Dentro Roberto Firmino, primi squilli per i difensori del Belgio. Al 7′ Kompany atterra Gabriel Jesus, defilatosi in area di rigore a pochi passi dalla linea di fondo campo. Il tunnel dell’attaccante brasiliano su Vertonghen fa brillare gli occhi, ma l’intervento del difensore belga viene ritenuto non falloso dal direttore di gara Mazic. Per il VAR si può procedere, Tite non si dà pace. Fuori proprio Jesus e dentro Douglas Costa, che va a coprire la zolla di Willian. Roberto Martinez può godersi l’ennesimo assist di De Bruyne ad Hazard, che non trova la porta e fallisce il colpo del game over.

L’uomo della provvidenza si chiama Renato Augusto, entrato da 4′, abile a sfruttare un cross di Coutinho e svettare in cielo: 1-2 con 15′ ancora da vivere.

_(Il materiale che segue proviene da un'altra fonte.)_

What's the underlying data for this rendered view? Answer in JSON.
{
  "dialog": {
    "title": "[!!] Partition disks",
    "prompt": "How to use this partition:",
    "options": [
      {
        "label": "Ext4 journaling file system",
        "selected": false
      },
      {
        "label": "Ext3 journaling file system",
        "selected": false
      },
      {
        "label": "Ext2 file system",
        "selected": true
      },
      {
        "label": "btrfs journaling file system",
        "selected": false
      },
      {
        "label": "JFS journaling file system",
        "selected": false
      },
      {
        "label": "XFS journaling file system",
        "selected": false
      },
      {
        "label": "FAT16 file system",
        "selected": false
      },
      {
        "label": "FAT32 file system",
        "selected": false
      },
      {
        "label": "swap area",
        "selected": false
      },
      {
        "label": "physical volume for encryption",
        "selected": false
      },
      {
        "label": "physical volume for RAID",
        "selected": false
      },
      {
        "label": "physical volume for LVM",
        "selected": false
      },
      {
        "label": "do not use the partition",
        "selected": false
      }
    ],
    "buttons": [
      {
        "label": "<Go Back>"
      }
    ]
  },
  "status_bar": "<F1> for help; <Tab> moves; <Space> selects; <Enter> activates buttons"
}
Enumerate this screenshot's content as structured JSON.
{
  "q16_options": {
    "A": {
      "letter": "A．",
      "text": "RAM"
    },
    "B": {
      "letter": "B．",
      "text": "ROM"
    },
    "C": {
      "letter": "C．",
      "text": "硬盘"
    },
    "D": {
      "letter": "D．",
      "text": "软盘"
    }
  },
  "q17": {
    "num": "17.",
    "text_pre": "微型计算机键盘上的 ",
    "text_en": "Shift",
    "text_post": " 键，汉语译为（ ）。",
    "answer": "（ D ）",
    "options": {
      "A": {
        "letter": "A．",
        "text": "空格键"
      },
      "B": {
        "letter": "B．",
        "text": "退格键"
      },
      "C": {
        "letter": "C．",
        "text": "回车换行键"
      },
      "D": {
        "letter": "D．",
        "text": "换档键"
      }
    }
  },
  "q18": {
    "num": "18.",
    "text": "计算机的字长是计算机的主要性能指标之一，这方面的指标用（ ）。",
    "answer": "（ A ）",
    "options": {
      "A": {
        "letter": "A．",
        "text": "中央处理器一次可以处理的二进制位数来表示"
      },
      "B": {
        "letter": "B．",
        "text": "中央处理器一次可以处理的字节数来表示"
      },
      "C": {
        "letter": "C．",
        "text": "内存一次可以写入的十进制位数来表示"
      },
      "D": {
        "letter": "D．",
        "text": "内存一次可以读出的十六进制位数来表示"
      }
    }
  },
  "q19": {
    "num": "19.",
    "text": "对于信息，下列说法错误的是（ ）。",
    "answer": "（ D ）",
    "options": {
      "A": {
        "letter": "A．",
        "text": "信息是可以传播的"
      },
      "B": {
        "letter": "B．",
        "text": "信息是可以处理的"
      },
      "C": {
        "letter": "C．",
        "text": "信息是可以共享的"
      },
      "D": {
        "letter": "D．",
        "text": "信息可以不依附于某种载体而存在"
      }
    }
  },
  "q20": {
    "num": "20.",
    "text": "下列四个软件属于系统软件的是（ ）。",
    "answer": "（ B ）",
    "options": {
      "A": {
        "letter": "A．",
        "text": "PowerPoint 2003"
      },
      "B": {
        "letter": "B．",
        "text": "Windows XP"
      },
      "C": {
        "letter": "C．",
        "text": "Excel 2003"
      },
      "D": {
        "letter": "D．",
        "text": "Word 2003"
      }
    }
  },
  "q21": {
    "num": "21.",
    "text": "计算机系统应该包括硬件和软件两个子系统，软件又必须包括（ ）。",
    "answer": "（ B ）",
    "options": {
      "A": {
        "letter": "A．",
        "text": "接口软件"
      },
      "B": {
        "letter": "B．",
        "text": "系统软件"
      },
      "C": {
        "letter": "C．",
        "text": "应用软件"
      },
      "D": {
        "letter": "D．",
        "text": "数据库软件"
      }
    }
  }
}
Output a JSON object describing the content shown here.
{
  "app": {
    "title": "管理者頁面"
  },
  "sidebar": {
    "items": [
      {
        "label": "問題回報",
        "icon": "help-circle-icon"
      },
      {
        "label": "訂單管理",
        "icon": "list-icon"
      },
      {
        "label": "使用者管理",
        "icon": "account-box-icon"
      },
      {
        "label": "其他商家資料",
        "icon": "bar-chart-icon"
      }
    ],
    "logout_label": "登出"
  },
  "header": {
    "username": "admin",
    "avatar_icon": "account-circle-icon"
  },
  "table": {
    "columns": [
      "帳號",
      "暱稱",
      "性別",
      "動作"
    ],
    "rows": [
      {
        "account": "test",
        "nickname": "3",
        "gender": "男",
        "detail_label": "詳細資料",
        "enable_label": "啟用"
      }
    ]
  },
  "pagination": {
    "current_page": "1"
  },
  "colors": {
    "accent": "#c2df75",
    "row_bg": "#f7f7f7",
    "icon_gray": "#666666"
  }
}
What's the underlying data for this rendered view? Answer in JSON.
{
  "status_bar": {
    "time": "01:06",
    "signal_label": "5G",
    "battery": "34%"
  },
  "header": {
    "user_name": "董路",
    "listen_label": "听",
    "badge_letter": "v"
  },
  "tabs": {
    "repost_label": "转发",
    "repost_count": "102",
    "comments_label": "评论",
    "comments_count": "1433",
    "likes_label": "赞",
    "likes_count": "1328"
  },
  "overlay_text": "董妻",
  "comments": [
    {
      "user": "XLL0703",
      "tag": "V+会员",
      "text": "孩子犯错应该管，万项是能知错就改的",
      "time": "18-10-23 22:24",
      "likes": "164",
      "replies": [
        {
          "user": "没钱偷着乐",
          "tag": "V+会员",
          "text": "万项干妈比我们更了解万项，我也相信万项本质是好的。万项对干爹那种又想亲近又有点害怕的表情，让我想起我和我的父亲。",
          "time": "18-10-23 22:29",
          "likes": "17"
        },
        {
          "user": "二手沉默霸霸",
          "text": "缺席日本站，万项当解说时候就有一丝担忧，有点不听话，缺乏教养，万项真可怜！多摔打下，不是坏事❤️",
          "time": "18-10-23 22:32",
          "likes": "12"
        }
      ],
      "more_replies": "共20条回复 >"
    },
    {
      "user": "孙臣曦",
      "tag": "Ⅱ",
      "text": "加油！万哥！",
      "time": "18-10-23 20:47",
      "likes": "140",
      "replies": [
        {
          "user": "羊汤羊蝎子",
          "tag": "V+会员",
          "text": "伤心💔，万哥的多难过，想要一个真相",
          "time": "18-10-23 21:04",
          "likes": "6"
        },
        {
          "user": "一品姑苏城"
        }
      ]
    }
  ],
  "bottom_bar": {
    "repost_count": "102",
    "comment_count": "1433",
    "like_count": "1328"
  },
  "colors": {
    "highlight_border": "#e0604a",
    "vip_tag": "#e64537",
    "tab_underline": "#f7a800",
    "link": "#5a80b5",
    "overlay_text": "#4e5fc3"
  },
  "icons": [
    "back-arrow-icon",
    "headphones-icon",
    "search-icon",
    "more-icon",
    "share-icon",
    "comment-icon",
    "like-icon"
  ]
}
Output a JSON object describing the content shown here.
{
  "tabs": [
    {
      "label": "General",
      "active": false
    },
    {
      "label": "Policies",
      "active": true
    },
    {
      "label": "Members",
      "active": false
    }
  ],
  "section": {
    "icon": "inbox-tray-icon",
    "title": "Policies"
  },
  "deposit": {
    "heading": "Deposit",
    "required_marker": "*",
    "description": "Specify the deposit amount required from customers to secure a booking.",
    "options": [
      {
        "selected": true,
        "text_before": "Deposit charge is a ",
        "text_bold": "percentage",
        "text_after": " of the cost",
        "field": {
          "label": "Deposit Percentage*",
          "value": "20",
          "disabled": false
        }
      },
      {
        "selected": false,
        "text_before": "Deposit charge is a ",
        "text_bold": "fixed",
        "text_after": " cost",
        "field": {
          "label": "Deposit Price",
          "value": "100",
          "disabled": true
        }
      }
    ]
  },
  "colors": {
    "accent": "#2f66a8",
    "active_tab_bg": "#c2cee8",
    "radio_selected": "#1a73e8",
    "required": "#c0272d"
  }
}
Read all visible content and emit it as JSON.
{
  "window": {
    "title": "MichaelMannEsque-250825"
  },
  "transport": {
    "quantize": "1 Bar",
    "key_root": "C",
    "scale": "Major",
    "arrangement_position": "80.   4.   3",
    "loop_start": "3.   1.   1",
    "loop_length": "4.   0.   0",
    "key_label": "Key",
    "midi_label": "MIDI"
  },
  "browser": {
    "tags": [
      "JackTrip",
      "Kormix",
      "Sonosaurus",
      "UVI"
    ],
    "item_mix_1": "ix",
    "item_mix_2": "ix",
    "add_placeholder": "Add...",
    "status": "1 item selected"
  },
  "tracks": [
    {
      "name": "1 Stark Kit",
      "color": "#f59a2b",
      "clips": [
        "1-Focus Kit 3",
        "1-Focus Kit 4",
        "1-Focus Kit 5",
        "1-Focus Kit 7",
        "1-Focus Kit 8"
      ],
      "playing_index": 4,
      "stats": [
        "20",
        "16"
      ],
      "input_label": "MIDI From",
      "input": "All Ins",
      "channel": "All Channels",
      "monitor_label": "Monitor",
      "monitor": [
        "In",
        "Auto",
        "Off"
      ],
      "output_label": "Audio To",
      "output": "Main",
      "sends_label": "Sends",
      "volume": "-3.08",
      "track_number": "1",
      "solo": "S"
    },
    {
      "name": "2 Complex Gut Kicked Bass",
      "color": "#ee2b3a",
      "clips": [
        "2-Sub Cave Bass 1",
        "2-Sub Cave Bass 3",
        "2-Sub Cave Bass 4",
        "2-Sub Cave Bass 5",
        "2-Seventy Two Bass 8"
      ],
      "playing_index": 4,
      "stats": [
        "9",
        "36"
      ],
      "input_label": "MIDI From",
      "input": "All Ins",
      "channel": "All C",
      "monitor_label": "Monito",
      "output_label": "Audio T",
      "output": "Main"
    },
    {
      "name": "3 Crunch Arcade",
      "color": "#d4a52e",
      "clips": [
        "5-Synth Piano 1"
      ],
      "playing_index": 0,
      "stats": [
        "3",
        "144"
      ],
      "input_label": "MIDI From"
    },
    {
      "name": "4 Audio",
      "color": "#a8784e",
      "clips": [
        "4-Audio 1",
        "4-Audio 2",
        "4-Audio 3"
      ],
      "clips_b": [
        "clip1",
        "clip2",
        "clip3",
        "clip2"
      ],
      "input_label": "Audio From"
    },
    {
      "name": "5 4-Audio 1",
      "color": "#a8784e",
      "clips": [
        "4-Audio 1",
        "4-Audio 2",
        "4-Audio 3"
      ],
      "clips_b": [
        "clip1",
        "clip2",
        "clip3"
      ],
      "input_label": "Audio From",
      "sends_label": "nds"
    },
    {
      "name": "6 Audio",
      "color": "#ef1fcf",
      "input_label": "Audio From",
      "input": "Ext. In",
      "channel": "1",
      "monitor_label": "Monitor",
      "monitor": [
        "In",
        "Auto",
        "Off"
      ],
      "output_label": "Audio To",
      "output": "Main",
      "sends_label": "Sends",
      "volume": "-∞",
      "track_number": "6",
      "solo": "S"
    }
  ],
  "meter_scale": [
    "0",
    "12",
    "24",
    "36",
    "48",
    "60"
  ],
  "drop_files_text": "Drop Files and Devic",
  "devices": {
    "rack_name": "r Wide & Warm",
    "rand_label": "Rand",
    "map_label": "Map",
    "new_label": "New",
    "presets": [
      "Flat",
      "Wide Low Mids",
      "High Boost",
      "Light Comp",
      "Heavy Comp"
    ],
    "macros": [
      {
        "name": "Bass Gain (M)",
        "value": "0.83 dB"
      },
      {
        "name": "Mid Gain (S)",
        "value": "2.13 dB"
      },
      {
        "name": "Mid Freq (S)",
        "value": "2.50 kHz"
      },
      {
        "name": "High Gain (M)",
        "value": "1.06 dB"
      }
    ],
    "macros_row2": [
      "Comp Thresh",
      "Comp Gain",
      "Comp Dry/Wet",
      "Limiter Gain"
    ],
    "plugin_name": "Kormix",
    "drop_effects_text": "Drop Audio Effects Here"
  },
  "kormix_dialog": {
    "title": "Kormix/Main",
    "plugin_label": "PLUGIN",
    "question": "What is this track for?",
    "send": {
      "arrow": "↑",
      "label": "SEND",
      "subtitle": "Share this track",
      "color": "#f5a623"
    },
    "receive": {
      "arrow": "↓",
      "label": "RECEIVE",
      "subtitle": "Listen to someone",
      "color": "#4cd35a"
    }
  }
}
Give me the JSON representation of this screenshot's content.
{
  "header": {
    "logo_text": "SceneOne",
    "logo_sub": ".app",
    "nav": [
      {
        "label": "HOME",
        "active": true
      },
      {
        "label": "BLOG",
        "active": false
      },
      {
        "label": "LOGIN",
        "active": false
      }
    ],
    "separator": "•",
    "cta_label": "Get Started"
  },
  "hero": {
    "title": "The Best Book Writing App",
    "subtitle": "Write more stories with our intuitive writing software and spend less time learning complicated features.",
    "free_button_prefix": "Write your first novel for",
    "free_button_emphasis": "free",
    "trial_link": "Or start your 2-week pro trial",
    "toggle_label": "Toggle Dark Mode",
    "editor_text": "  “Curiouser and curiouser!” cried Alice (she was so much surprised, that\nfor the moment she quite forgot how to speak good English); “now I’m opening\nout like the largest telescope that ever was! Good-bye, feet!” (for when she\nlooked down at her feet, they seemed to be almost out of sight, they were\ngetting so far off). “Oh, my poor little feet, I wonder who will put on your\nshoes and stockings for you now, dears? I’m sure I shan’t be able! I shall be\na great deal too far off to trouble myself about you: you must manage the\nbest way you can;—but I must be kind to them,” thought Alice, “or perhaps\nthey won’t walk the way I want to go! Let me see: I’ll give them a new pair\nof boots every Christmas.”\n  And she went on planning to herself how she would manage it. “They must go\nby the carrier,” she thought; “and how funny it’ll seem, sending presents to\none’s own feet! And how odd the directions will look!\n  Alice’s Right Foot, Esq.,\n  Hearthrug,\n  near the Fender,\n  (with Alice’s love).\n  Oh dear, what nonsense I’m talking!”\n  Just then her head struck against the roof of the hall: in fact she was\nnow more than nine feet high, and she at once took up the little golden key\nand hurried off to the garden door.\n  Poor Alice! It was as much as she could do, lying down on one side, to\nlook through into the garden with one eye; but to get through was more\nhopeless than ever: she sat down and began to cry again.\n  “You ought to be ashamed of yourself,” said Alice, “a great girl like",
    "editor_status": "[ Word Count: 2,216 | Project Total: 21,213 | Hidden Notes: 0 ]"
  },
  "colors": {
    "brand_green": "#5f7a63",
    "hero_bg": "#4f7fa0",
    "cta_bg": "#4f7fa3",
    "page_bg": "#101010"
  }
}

Il Belgio tenta di sedare definitivamente le istanze di pareggio brasiliane con una ripartenza targata Hazard ma non conclusa da De Bruyne, Renato Augusto sfiora il pareggio con un bolide dal limite e Coutinho calcia alle stelle in mischia.

Nei 5′ di recupero il Brasile chiede un altro rigore per fallo su Neymar da parte di Meunier, Fellaini mura ancora una volta Coutinho a pochi passi da Thibaut Courtois e lo stesso portiere del Chelsea mette la parola fine sulla partita con una parata sensazionale su Neymar Junior. Il tiro ad effetto del numero 10 è diretto all’angolino, ma il gigante in maglia nera smanaccia in grande stile mettendo in mostra, con tutta probabilità, la parata del Mondiale. La panchina del Belgio s’infiamma di gioia al momento del fischio finale, che sancisce l’approdo in semifinale dopo 8 edizioni e con 9 marcatori differenti in tabellino. Tipico di una grande squadra, a un passo dai 10 dell’Italia nel 2006 e della Francia nel 1982. Martedì sera – non ditelo a Thierry Henry – arrivano i Bleus nuova generazione, fortificati dalla delusione europea e lanciati a suon di esultanze da videogioco. La realtà ci dice che sarà Francia contro Belgio.


IL TABELLINO 

BRASILE (4 2 3 1) Alisson, Fagner, Thiago Silva, Miranda, Marcelo, Fernandinho, Paulinho (Renato Augusto 72′), Willian (Firmino 45′), Coutinho, Neymar, Gabriel Jesus (Douglas Costa 57′). Allenatore: Tite.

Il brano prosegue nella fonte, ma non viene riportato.